As taxas de mortalidade aceleram até os 80 anos, desaceleram e depois se estabilizam entre as idades de 105 a 110 anos, concluíram os autores do estudo. A lei de Gompertz, nessa visão, termina em uma linha reta. 

Para ser claro, estamos falando da aceleração das taxas de mortalidade, e não das próprias probabilidades. Essas ainda não são boas. Apenas duas em 100 mil mulheres vivem até 110; para os homens, as chances de se tornar um supercentenário são de duas em um milhão. Aos 105 anos, de acordo com o novo estudo, as chances de sobreviver até o seu 106º aniversário estão em torno de 50%. É mais um cara ou coroa de 50% de chances para 107, depois novamente para 108, 109 e 110. 

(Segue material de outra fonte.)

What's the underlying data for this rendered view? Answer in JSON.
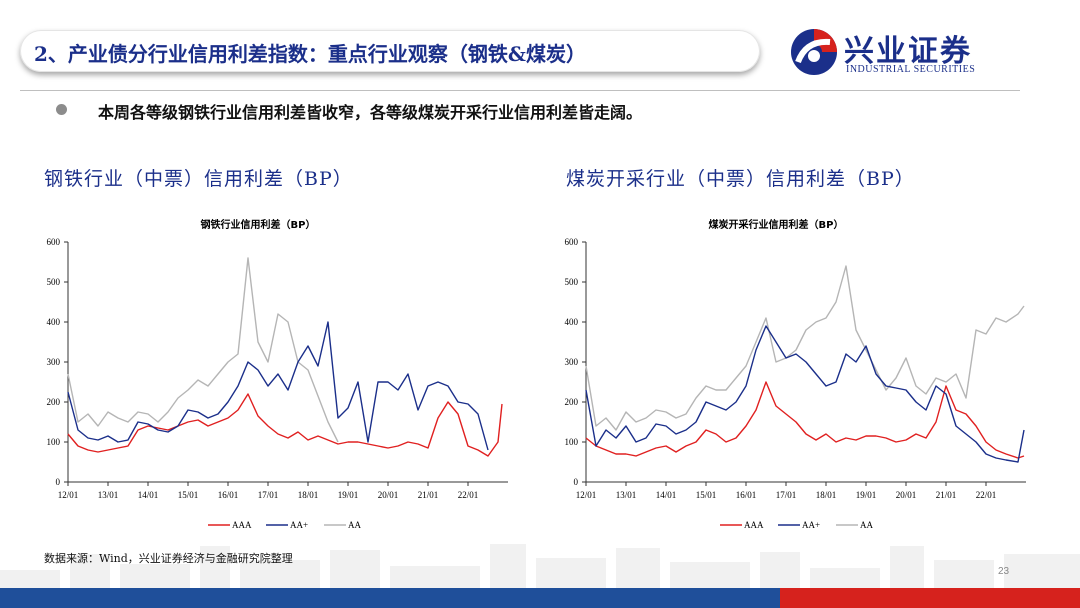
{
  "header": {
    "title": "2、产业债分行业信用利差指数：重点行业观察（钢铁&煤炭）",
    "logo_name": "兴业证券",
    "logo_en": "INDUSTRIAL SECURITIES"
  },
  "bullet": "本周各等级钢铁行业信用利差皆收窄，各等级煤炭开采行业信用利差皆走阔。",
  "sections": {
    "left_title": "钢铁行业（中票）信用利差（BP）",
    "right_title": "煤炭开采行业（中票）信用利差（BP）"
  },
  "footer": {
    "source": "数据来源：Wind，兴业证券经济与金融研究院整理",
    "page": "23"
  },
  "colors": {
    "AAA": "#e02020",
    "AA+": "#1b2f8a",
    "AA": "#b5b5b5",
    "brand": "#1b2f8a"
  },
  "chart_data": [
    {
      "type": "line",
      "title": "钢铁行业信用利差（BP）",
      "x_ticks": [
        "12/01",
        "13/01",
        "14/01",
        "15/01",
        "16/01",
        "17/01",
        "18/01",
        "19/01",
        "20/01",
        "21/01",
        "22/01"
      ],
      "y_ticks": [
        0,
        100,
        200,
        300,
        400,
        500,
        600
      ],
      "ylim": [
        0,
        600
      ],
      "legend": "bottom",
      "series": [
        {
          "name": "AAA",
          "x": [
            2012.0,
            2012.25,
            2012.5,
            2012.75,
            2013.0,
            2013.25,
            2013.5,
            2013.75,
            2014.0,
            2014.25,
            2014.5,
            2014.75,
            2015.0,
            2015.25,
            2015.5,
            2015.75,
            2016.0,
            2016.25,
            2016.5,
            2016.75,
            2017.0,
            2017.25,
            2017.5,
            2017.75,
            2018.0,
            2018.25,
            2018.5,
            2018.75,
            2019.0,
            2019.25,
            2019.5,
            2019.75,
            2020.0,
            2020.25,
            2020.5,
            2020.75,
            2021.0,
            2021.25,
            2021.5,
            2021.75,
            2022.0,
            2022.25,
            2022.5,
            2022.75,
            2022.85
          ],
          "values": [
            120,
            90,
            80,
            75,
            80,
            85,
            90,
            130,
            140,
            135,
            130,
            140,
            150,
            155,
            140,
            150,
            160,
            180,
            220,
            165,
            140,
            120,
            110,
            125,
            105,
            115,
            105,
            95,
            100,
            100,
            95,
            90,
            85,
            90,
            100,
            95,
            85,
            160,
            200,
            170,
            90,
            80,
            65,
            100,
            195
          ]
        },
        {
          "name": "AA+",
          "x": [
            2012.0,
            2012.25,
            2012.5,
            2012.75,
            2013.0,
            2013.25,
            2013.5,
            2013.75,
            2014.0,
            2014.25,
            2014.5,
            2014.75,
            2015.0,
            2015.25,
            2015.5,
            2015.75,
            2016.0,
            2016.25,
            2016.5,
            2016.75,
            2017.0,
            2017.25,
            2017.5,
            2017.75,
            2018.0,
            2018.25,
            2018.5,
            2018.75,
            2019.0,
            2019.25,
            2019.5,
            2019.75,
            2020.0,
            2020.25,
            2020.5,
            2020.75,
            2021.0,
            2021.25,
            2021.5,
            2021.75,
            2022.0,
            2022.25,
            2022.5
          ],
          "values": [
            225,
            130,
            110,
            105,
            115,
            100,
            105,
            150,
            145,
            130,
            125,
            140,
            180,
            175,
            160,
            170,
            200,
            240,
            300,
            280,
            240,
            270,
            230,
            300,
            340,
            290,
            400,
            160,
            185,
            250,
            100,
            250,
            250,
            230,
            270,
            180,
            240,
            250,
            240,
            200,
            195,
            170,
            80
          ]
        },
        {
          "name": "AA",
          "x": [
            2012.0,
            2012.25,
            2012.5,
            2012.75,
            2013.0,
            2013.25,
            2013.5,
            2013.75,
            2014.0,
            2014.25,
            2014.5,
            2014.75,
            2015.0,
            2015.25,
            2015.5,
            2015.75,
            2016.0,
            2016.25,
            2016.5,
            2016.75,
            2017.0,
            2017.25,
            2017.5,
            2017.75,
            2018.0,
            2018.25,
            2018.5,
            2018.75
          ],
          "values": [
            270,
            150,
            170,
            140,
            175,
            160,
            150,
            175,
            170,
            150,
            175,
            210,
            230,
            255,
            240,
            270,
            300,
            320,
            560,
            350,
            300,
            420,
            400,
            300,
            280,
            215,
            150,
            100
          ]
        }
      ]
    },
    {
      "type": "line",
      "title": "煤炭开采行业信用利差（BP）",
      "x_ticks": [
        "12/01",
        "13/01",
        "14/01",
        "15/01",
        "16/01",
        "17/01",
        "18/01",
        "19/01",
        "20/01",
        "21/01",
        "22/01"
      ],
      "y_ticks": [
        0,
        100,
        200,
        300,
        400,
        500,
        600
      ],
      "ylim": [
        0,
        600
      ],
      "legend": "bottom",
      "series": [
        {
          "name": "AAA",
          "x": [
            2012.0,
            2012.25,
            2012.5,
            2012.75,
            2013.0,
            2013.25,
            2013.5,
            2013.75,
            2014.0,
            2014.25,
            2014.5,
            2014.75,
            2015.0,
            2015.25,
            2015.5,
            2015.75,
            2016.0,
            2016.25,
            2016.5,
            2016.75,
            2017.0,
            2017.25,
            2017.5,
            2017.75,
            2018.0,
            2018.25,
            2018.5,
            2018.75,
            2019.0,
            2019.25,
            2019.5,
            2019.75,
            2020.0,
            2020.25,
            2020.5,
            2020.75,
            2021.0,
            2021.25,
            2021.5,
            2021.75,
            2022.0,
            2022.25,
            2022.5,
            2022.8,
            2022.95
          ],
          "values": [
            110,
            90,
            80,
            70,
            70,
            65,
            75,
            85,
            90,
            75,
            90,
            100,
            130,
            120,
            100,
            110,
            140,
            180,
            250,
            190,
            170,
            150,
            120,
            105,
            120,
            100,
            110,
            105,
            115,
            115,
            110,
            100,
            105,
            120,
            110,
            150,
            240,
            180,
            170,
            140,
            100,
            80,
            70,
            60,
            65
          ]
        },
        {
          "name": "AA+",
          "x": [
            2012.0,
            2012.25,
            2012.5,
            2012.75,
            2013.0,
            2013.25,
            2013.5,
            2013.75,
            2014.0,
            2014.25,
            2014.5,
            2014.75,
            2015.0,
            2015.25,
            2015.5,
            2015.75,
            2016.0,
            2016.25,
            2016.5,
            2016.75,
            2017.0,
            2017.25,
            2017.5,
            2017.75,
            2018.0,
            2018.25,
            2018.5,
            2018.75,
            2019.0,
            2019.25,
            2019.5,
            2019.75,
            2020.0,
            2020.25,
            2020.5,
            2020.75,
            2021.0,
            2021.25,
            2021.5,
            2021.75,
            2022.0,
            2022.25,
            2022.5,
            2022.8,
            2022.95
          ],
          "values": [
            230,
            90,
            130,
            110,
            140,
            100,
            110,
            145,
            140,
            120,
            130,
            150,
            200,
            190,
            180,
            200,
            240,
            330,
            390,
            350,
            310,
            320,
            300,
            270,
            240,
            250,
            320,
            300,
            340,
            270,
            240,
            235,
            230,
            200,
            180,
            240,
            220,
            140,
            120,
            100,
            70,
            60,
            55,
            50,
            130
          ]
        },
        {
          "name": "AA",
          "x": [
            2012.0,
            2012.25,
            2012.5,
            2012.75,
            2013.0,
            2013.25,
            2013.5,
            2013.75,
            2014.0,
            2014.25,
            2014.5,
            2014.75,
            2015.0,
            2015.25,
            2015.5,
            2015.75,
            2016.0,
            2016.25,
            2016.5,
            2016.75,
            2017.0,
            2017.25,
            2017.5,
            2017.75,
            2018.0,
            2018.25,
            2018.5,
            2018.75,
            2019.0,
            2019.25,
            2019.5,
            2019.75,
            2020.0,
            2020.25,
            2020.5,
            2020.75,
            2021.0,
            2021.25,
            2021.5,
            2021.75,
            2022.0,
            2022.25,
            2022.5,
            2022.8,
            2022.95
          ],
          "values": [
            290,
            140,
            160,
            130,
            175,
            150,
            160,
            180,
            175,
            160,
            170,
            210,
            240,
            230,
            230,
            260,
            290,
            350,
            410,
            300,
            310,
            330,
            380,
            400,
            410,
            450,
            540,
            380,
            330,
            280,
            230,
            260,
            310,
            240,
            220,
            260,
            250,
            270,
            210,
            380,
            370,
            410,
            400,
            420,
            440
          ]
        }
      ]
    }
  ]
}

Liderada por Elisabetta Barbi, da Universidade Sapienza de Roma, e por especialistas do Instituto Nacional Italiano de Estatística, a nova pesquisa rastreou todos na Itália nascidos entre 1896 e 1910, que viveram até os 105 anos de idade ou mais. Os dados incluíram 3.836 pessoas, das quais 3.373 eram mulheres e 463 eram homens. O registro nacional italiano, que exige atualizações anuais dos cidadãos, fornece informações mais precisas do que os dados da Previdência Social dos EUA. “A Itália provavelmente tem os melhores dados disponíveis”, disse Wachter. 

Sem limites rígidos

O estatístico Holger Rootzen, da Chalmers University of Technology, na Suécia, considerou o estudo uma “análise muito cuidadosa e boa” que revela um platô de mortalidade entre os 105 e os 110 anos. 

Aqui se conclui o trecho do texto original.